On the Pleasures of Life


You must give everything to make your life as beautiful as the dreams that dance in your imagination, giving your hearts and your bodies to all that your hearts and bodies desire.  Live in your imagination.  Live the life that only a god could dare to live, for you are a god or a goddess. You are immortal in that you are conscious at this moment while this moment stretches on for all of eternity.  The gods of Greece were silly in their playfulness, they were always cheerful and happy—simply for the fact that they knew that they were deathless.  So, you too are deathless.  So mock life with an air of superiority; and be cheerful and joyous as you wander in the wilderness.

And wander far, my friend!  Ô wander far!  Wander through cities and countries wide, knowing that everywhere you go, the world is on your side.  Be at peace with all things and keep your eyes bright with wonder.  Smile with sensuality at those of the sex you hold beloved, for it costs you nothing to give them romantic dreams.  Each encounter you have with  your beloved sex contains elements of the exotic, the erotic.  The glances with the stranger on the street or subway car are glances of wonder, want, and desire—a fire between the legs.

And when you next make love to a woman or a man, treat your lover as though she or he is a goddess or a god.  Adore every part of your lover’s body.  Worship them.  Inhale their odor with passion while you imagine the zebras on the beaches of Africa and the flowers in the jungles of Brazil.

Worship your lover’s sex.  Kiss it as though it were the flesh you need to devour.  Lap its moisture like the man laps at the fresh, cool water of the oasis he finds after crawling on his hands and knees through the desert for seven days, parched and panting.  Admire your lover’s body, for it is perfect, as is your body.  Kiss your lover’s body with gratitude, adore it with gratitude, for this person is giving you the gift of opening his or her nakedness to you, exposing to you their vulnerable innocence.  They can be hurt by you, but they trust you, be kind.

For we are all children on this exotic Earth and none of us know what we are here for or why.  Thus, in joy walk along; take part in dance, and sing your song.  Yet, never try to bind an hour, to your borrowed garden bower; nor shall you once entreat, a day to slumber at your feet.  For days aren’t lulled by lyric song, like morning birds they pass along, o’er crests of trees, to none belong.

Get drunk, feel free, get high, while the hours of life before you fly.  Don’t worry to ask yourself why you do the thing you do.  For you are a masterpiece of nature and life—your mother’s sacrifice.  And your dreams will become your life, and they will be bountiful, once you know that you are beautiful.  So, how shall beauty you achieve?  Simply laugh, and smile, and simply breathe.


The Birth of a Quote: “She was free in her wildness…”

“She was free in her wildness.
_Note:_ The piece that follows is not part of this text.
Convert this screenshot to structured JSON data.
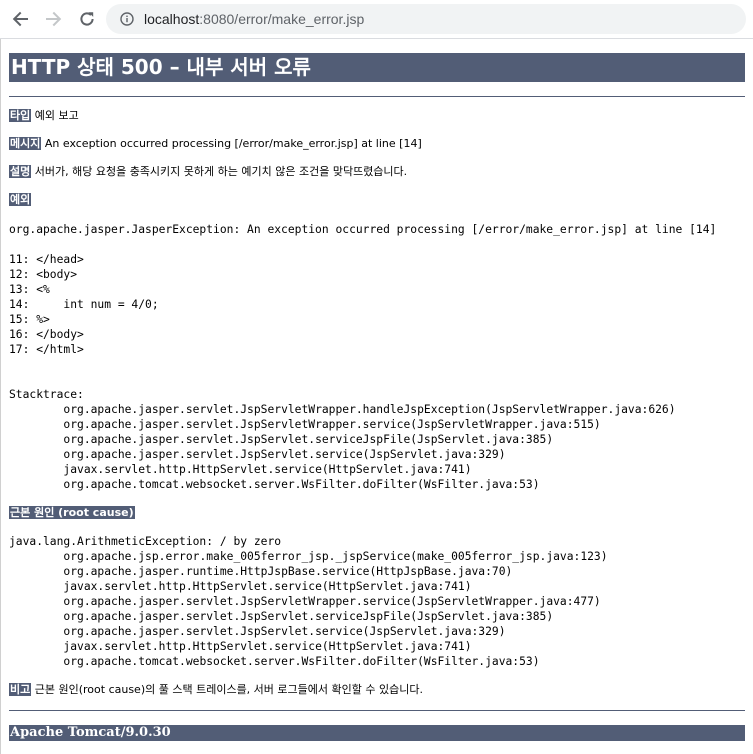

She was a wanderess, a drop of free water. She belonged to no man and to no city.”

  • Roman Payne (“The Wanderess”)


How this quote became so popular, I have no idea.  I wrote it about one woman:  The heroine of “The Wanderess,” Saskia; yet I wrote these lines to describe Saskia at her best—praising the qualities of a heroine that all women should strive to have, or keep if they have them.  I wrote these lines to make Saskia be like a statue of Psyche or Demeter.  The masculine sculptor doesn’t see rock when he carves Aphrodite.  He sees before him the carving of the perfect feminine creature.


I was creating my ‘perfect feminine creature’ when I wrote about Saskia.  She is completely wild and fearless in her dramatic performance of life.  She knows that she may only have one life to live and that most people in her society wish to see her fail in her dream of living a fulfilled life.  For if a woman acts and lives exactly as society wants her to live, she will never be truly happy, never fulfilled.  For societies do not want girls and women to wander.


I am surprised that this quote became so famous, since I didn’t spend more than a few seconds writing it.  It was written merely as three sentences in a novel.  I didn’t write it to be a solitary poem.  This quote that touches so many people is no more than an arrangement of twenty-four words in a book of three-hundred pages.

What touches me the most is when fans send me photos of tattoos they’ve had done of this quote—either a few words from it or the whole quote. The fact that these wonderful souls are willing to guard words that I’ve written on their precious skin for the rest of their lives makes me feel that what I am writing is worth something and not nothing.  When I get depressed and feel the despair that haunts me from time to time, and cripples me, I look at these photos of these tattoos, and it helps me to think that what I am doing is important to some people, and it helps me to start writing again.

Am I a masculine version of the wanderess in this quote?  Of course I am!  I am wild and fearless, I am a wanderer who belongs to no city and to nobody; I am a drop of free water.  I am—to cite one of my other quotes—“free as a bird.  King of the world and laughing!”